Im Januar hatten die 3. Klässler Besuch von der KLIBA, einer unabhängigen, regionalen Klimaschutz- und Energieberatungsagentur. Seit 2010 wird das landesweite Projekt „Energie und Klimaschutz an Schulen“ im Rahmen des Programms „Klimaschutz Plus“ des Landes Baden-Württemberg gefördert.

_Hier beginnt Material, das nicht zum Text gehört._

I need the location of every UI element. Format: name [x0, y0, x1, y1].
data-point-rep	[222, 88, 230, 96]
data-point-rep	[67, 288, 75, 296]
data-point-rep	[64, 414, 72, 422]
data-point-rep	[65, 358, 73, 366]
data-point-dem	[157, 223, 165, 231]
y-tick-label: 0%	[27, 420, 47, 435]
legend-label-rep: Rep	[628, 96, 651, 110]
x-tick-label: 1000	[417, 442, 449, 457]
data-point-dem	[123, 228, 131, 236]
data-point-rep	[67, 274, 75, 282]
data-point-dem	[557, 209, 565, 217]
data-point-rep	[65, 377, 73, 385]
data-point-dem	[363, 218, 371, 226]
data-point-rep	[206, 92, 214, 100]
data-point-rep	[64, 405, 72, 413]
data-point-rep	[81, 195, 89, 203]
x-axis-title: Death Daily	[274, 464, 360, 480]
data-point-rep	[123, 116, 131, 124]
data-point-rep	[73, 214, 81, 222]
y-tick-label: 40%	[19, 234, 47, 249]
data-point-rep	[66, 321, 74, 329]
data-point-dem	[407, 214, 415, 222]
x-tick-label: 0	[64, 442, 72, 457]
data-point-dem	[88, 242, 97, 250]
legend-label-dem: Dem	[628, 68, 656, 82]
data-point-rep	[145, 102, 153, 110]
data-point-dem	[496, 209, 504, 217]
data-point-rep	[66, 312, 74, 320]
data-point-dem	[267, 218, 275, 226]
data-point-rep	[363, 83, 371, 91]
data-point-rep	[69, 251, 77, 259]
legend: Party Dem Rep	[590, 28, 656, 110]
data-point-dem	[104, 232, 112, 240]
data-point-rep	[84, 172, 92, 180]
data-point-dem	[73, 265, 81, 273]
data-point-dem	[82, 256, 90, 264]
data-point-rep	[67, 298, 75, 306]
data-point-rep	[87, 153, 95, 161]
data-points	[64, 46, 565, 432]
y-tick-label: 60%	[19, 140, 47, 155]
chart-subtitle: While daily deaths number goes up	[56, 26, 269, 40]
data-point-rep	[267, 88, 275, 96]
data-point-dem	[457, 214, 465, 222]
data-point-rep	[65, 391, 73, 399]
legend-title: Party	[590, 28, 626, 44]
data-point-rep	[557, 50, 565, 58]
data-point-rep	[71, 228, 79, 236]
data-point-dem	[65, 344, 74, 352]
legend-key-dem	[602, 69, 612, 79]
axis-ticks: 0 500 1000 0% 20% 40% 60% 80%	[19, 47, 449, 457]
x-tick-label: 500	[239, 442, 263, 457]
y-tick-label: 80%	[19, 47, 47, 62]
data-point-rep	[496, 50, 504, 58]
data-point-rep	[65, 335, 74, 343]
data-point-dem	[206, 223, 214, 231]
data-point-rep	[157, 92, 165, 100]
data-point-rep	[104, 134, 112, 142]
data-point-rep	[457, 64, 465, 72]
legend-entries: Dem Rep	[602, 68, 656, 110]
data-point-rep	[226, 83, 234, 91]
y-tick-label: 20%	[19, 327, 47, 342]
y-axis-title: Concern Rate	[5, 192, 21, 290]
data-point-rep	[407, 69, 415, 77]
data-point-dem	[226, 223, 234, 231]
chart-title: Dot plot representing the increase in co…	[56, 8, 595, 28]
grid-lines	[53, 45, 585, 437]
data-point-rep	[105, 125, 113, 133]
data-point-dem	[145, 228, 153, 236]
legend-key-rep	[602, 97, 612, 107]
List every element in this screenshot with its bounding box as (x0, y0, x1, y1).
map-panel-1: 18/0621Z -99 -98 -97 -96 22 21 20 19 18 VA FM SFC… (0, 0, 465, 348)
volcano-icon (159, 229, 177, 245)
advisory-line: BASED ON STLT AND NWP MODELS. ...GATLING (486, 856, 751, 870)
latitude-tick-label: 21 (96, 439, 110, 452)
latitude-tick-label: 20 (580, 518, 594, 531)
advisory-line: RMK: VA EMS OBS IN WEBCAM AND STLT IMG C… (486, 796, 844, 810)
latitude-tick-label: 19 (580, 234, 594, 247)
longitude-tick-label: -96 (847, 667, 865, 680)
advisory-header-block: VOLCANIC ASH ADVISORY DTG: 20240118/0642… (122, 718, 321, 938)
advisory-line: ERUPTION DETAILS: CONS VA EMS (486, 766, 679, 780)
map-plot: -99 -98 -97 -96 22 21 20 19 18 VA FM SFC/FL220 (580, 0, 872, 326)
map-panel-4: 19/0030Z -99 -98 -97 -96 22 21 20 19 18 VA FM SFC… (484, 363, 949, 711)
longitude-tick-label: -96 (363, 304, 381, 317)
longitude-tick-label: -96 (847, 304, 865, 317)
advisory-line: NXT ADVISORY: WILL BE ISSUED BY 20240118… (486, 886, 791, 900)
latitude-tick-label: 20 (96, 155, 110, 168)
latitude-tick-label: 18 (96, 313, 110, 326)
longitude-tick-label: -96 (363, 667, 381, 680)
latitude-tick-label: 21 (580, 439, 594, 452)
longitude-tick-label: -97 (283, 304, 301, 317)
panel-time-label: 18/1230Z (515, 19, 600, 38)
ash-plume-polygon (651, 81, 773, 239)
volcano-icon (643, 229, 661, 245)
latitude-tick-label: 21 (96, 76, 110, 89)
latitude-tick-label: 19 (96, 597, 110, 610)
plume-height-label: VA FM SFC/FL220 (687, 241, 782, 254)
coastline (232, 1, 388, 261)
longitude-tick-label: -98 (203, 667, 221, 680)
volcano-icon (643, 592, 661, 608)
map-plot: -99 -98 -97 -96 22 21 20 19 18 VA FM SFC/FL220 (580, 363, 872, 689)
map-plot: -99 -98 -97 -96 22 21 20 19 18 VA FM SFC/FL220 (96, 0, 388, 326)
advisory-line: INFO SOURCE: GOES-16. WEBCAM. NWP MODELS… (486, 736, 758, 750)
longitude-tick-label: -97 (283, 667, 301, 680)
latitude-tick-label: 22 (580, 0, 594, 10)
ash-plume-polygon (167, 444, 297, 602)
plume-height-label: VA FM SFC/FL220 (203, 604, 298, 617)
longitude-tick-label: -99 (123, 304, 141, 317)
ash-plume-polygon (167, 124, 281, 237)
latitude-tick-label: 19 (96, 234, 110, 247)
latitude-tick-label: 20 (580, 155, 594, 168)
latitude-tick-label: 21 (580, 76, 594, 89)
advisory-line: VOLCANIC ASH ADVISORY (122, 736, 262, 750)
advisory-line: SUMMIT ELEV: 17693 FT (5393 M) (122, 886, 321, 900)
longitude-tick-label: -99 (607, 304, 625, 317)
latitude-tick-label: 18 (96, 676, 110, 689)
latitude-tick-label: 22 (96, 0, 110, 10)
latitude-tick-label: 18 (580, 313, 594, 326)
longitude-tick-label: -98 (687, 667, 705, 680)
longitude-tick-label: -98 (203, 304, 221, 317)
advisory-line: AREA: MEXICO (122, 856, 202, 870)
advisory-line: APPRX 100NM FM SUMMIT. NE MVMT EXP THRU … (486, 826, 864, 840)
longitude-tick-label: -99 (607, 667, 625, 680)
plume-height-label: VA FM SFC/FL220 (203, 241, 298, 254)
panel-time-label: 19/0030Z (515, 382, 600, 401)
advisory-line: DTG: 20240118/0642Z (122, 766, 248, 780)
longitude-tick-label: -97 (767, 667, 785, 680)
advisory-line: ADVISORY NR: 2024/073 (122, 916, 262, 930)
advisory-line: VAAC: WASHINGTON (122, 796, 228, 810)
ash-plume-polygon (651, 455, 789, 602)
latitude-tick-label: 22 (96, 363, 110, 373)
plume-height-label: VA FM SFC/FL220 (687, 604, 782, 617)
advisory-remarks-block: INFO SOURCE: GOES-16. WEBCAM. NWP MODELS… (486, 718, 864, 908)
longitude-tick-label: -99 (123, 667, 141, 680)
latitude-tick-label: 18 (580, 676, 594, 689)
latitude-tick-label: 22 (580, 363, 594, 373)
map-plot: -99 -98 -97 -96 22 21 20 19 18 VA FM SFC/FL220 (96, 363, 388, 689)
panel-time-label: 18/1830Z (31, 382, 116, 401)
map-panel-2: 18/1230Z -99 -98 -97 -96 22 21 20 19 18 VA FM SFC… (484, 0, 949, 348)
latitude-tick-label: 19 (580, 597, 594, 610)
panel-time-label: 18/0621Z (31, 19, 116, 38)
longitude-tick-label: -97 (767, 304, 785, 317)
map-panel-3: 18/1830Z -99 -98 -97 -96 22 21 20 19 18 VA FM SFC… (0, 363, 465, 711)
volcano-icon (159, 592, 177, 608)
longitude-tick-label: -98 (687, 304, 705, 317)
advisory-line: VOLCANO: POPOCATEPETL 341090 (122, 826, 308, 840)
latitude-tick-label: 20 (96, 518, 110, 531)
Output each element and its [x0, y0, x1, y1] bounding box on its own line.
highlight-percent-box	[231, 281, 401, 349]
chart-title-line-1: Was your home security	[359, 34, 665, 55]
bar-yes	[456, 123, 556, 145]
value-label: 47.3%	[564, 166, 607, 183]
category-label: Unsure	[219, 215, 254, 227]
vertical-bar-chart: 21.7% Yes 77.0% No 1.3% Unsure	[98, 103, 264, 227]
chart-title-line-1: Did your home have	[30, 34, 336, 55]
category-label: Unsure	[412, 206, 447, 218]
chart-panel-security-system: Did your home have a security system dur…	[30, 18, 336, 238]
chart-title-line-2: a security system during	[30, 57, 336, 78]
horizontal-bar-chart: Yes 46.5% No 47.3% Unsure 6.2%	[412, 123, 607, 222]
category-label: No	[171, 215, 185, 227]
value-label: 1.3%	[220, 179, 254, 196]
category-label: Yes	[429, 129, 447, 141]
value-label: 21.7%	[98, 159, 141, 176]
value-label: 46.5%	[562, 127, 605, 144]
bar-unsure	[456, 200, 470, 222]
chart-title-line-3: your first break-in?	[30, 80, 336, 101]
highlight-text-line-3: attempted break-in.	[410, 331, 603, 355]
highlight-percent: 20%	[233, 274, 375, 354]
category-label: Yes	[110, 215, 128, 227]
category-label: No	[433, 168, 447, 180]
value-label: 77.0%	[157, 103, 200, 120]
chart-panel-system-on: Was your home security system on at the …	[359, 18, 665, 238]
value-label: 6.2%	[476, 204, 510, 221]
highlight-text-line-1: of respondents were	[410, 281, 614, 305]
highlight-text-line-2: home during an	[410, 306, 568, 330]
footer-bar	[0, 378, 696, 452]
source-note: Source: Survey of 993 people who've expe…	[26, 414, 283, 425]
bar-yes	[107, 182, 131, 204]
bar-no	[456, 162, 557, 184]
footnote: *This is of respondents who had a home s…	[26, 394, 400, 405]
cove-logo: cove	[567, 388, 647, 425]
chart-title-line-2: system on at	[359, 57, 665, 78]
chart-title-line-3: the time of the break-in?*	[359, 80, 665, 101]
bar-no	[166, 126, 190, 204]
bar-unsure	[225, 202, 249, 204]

Zunächst wurden die Fragen „Woher bekommen wir Strom?“ oder „Welche Vor- und Nachteile haben fossile und erneuerbare Energieträger und Atomenergie“ diskutiert. Die Schüler erfuhren, was die Begriffe „Klima“, „CO2“ und „Klimawandel“ bedeuten.
Dann durften die Kinder selbst tätig werden. Beim Messen von elektrischen Geräten, mithilfe von Strommessgeräten, machten sich die Kinder mit den Einheiten Watt und Kilowattstunde vertraut und erfuhren, was unnötiger Stromverbrauch (z.B. Stand-by) ist. Auch zuhause wurden verschiedenste Geräte, von Fön bis zum Nintendo Switch, unter die Lupe genommen. Selbst im eigenen Klassenzimmer wurde ein eindeutiger Stromfresser entdeckt und ein Schreiben an den Bürgermeister verfasst.
Gemeinsam wurde überlegt, was jeder einzelne für den Klimaschutz tun kann.
Die Schülerinnen und Schüler konstruierten Wasserräder, bauten Windräder und testeten Solarzellen.
Dank zahlreicher Anschauungsmaterialien und sehr aufschlussreichen Praxisbeispielen, die die Mitarbeiterin der KLIBA, Frau Schwarze, den Kindern näherbrachte, bekam jeder einzelne Handlungsalternativen an die Hand, um den Alltag noch klimafreundlicher gestalten können.